Worker threads in Node

30/09/2019

Recently Node.js released v12.11.0 which has stablized support for "worker threads". As a programmer interested in concurrency and performance, I was intrigued and had a few questions that I wanted to look into -

  • Will Node threads work all my multiple CPU cores?
  • How can the threads communicate with each other?
  • What kinds of tasks are the worker threads suited to do?

To answer these questions and more, I looked into applying worker threads to solve some random problem. So I looked online and found some public datasets to experiment with. Using worker threads we can now write a program to crunch this data and see how that goes. Coming from India, I downloaded the cricsheet dataset since I can easily imagine some analysis on this.

The IPL (Indian Premier League) data is split into multiple YAML files. Each file has ball-by-ball record of what happened in the match. So we have a classic "map-reduce" problem on our hands. With the threads we can parse each file individually, run some numbers and aggregate this data to get some insight.

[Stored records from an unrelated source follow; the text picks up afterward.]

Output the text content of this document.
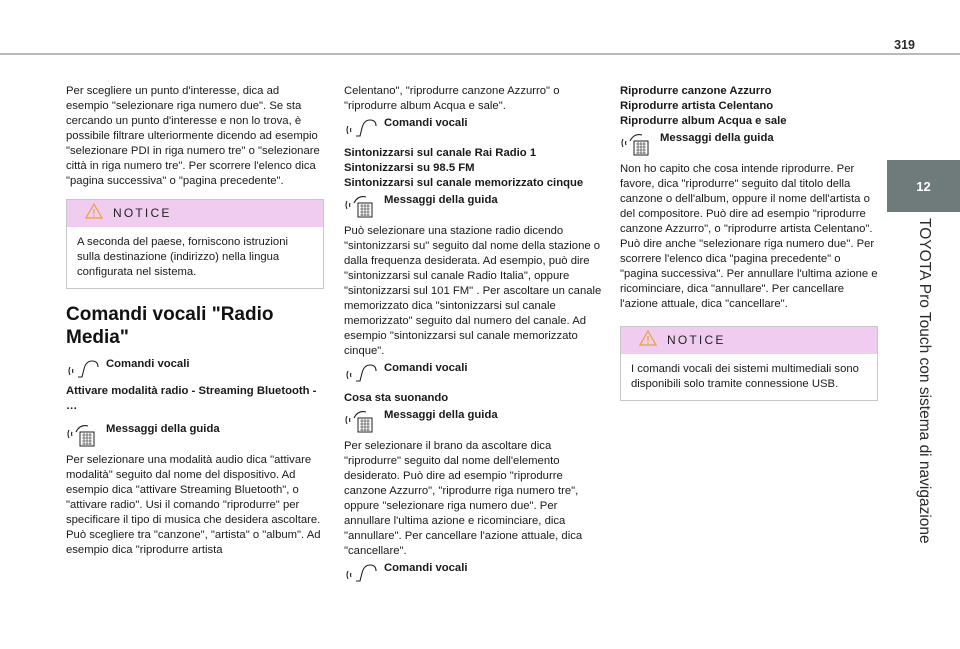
319
12
TOYOTA Pro Touch con sistema di navigazione

Per scegliere un punto d'interesse, dica ad esempio "selezionare riga numero due". Se sta cercando un punto d'interesse e non lo trova, è possibile filtrare ulteriormente dicendo ad esempio "selezionare PDI in riga numero tre" o "selezionare città in riga numero tre". Per scorrere l'elenco dica "pagina successiva" o "pagina precedente".

NOTICE
A seconda del paese, forniscono istruzioni sulla destinazione (indirizzo) nella lingua configurata nel sistema.
Comandi vocali "Radio Media"
Comandi vocali

Attivare modalità radio - Streaming Bluetooth - …

Messaggi della guida

Per selezionare una modalità audio dica "attivare modalità" seguito dal nome del dispositivo. Ad esempio dica "attivare Streaming Bluetooth", o "attivare radio". Usi il comando "riprodurre" per specificare il tipo di musica che desidera ascoltare. Può scegliere tra "canzone", "artista" o "album". Ad esempio dica "riprodurre artista

Celentano", "riprodurre canzone Azzurro" o "riprodurre album Acqua e sale".

Comandi vocali

Sintonizzarsi sul canale Rai Radio 1

Sintonizzarsi su 98.5 FM

Sintonizzarsi sul canale memorizzato cinque

Messaggi della guida

Può selezionare una stazione radio dicendo "sintonizzarsi su" seguito dal nome della stazione o dalla frequenza desiderata. Ad esempio, può dire "sintonizzarsi sul canale Radio Italia", oppure "sintonizzarsi sul 101 FM" . Per ascoltare un canale memorizzato dica "sintonizzarsi sul canale memorizzato" seguito dal numero del canale. Ad esempio "sintonizzarsi sul canale memorizzato cinque".

Comandi vocali

Cosa sta suonando

Messaggi della guida

Per selezionare il brano da ascoltare dica "riprodurre" seguito dal nome dell'elemento desiderato. Può dire ad esempio "riprodurre canzone Azzurro", "riprodurre riga numero tre", oppure "selezionare riga numero due". Per annullare l'ultima azione e ricominciare, dica "annullare". Per cancellare l'azione attuale, dica "cancellare".

Comandi vocali

Riprodurre canzone Azzurro

Riprodurre artista Celentano

Riprodurre album Acqua e sale

Messaggi della guida

Non ho capito che cosa intende riprodurre. Per favore, dica "riprodurre" seguito dal titolo della canzone o dell'album, oppure il nome dell'artista o del compositore. Può dire ad esempio "riprodurre canzone Azzurro", o "riprodurre artista Celentano". Può dire anche "selezionare riga numero due". Per scorrere l'elenco dica "pagina precedente" o "pagina successiva". Per annullare l'ultima azione e ricominciare, dica "annullare". Per cancellare l'azione attuale, dica "cancellare".

NOTICE
I comandi vocali dei sistemi multimediali sono disponibili solo tramite connessione USB.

As an exercise, what we will do is calculate the maximum runs any team has hit in their powerplay (first 36 legal balls in an innings).

I uploaded the data to AWS S3 (just for fun) and so that I can run the program anywhere, the idea is simple -

  1. Download the files (around 750)
  2. Each worker gets a file's content, parses it and reports back the runs hit in the powerplay for that match
  3. The main thread then selects the match with the maximum runs hit

The TypeScript code for this looks like -

import AWS from 'aws-sdk';
import { Worker } from 'worker_threads';

import { aggregateResult } from './aggregateResult';

AWS.config.update({
  region: 'eu-central-1',
  accessKeyId: process.env.AWS_ACCESS_KEY_ID,
  secretAccessKey: process.env.AWS_SECRET_ACCESS_KEY
});

const s3 = new AWS.S3();
const Bucket = 'de.rockyj.ipl-data';
const results: Array<any> = [];

let processed = 0;
let totalNumberToProcess = 0;

const workInThread = (rawData: string, resolve: Function) => {
  const worker = new Worker('./dist/worker.js', { workerData: rawData });
  worker.once('message', message => {
    results.push(message);
    processed += 1;
    if (processed === totalNumberToProcess) {
      resolve(results);
    }
  });
};

const processS3Bucket = (s3Data: any, reject: Function, resolve: Function) => {
  totalNumberToProcess = s3Data.length;
  s3Data.forEach((content: any) =>
    s3.getObject({ Bucket, Key: content!.Key! }, (err, yamlData) =>
      processS3Object(err, yamlData, reject, resolve)
    )
  );
};

const processS3Object = (err: any, yamlData: any, reject: Function, resolve: Function) => {
  if (!err) {
    workInThread(yamlData.Body!.toString(), resolve);
  } else {
    console.error(err);
    reject();
  }
};

new Promise((resolve, reject) => {
  s3.listObjects({ Bucket }, (err, data) => {
    if (err) {
      console.error(err);
      reject();
    }

    processS3Bucket(data.Contents!, reject, resolve);
  });
}).then((results: any) => {
  const { finalResult, mostRunsMatch } = aggregateResult(results);
  console.log(finalResult);
  console.log(mostRunsMatch);
});

// The result is -
// { dates: [ 2017-05-07T00:00:00.000Z ],
  // runs:
  // { firstInnings: { team: 'Royal Challengers Bangalore', runs: 40 },
  //  secondInnings: { team: 'Kolkata Knight Riders', runs: 105 } } }

So the Kolkata Knight Riders hit an impressive 105 runs in IPL 2017 in their first 36 balls. The full code for parsing the YAML etc. can be found on Github.

To get straight to the answers -

  • The performance was quite impressive, downloading, parsing all the files and calculating the result took around 30 secs on my i7 CPU (I did around 10 runs to be sure)
  • Node worker threads were able to use all my CPU cores, so there is no Ruby / Python like global lock (GIL)
  • The threads can communicate with the parent / other threads through message channels & message ports https://nodejs.org/api/worker_threads.html#worker_threads_class_messagechannel
  • The documentation clearly mentions - Workers (threads) are useful for performing CPU-intensive JavaScript operations. They will not help much with I/O-intensive work. Node.js’s built-in asynchronous I/O operations are more efficient than Workers can be. So our experiment actually did the right thing. I imagine that doing heavy IO operations in the worker threads will not go down well.

Actual proof of CPU usage -

"Node workers"

Maybe in the next round I will see how the JVM performs on the same experiment.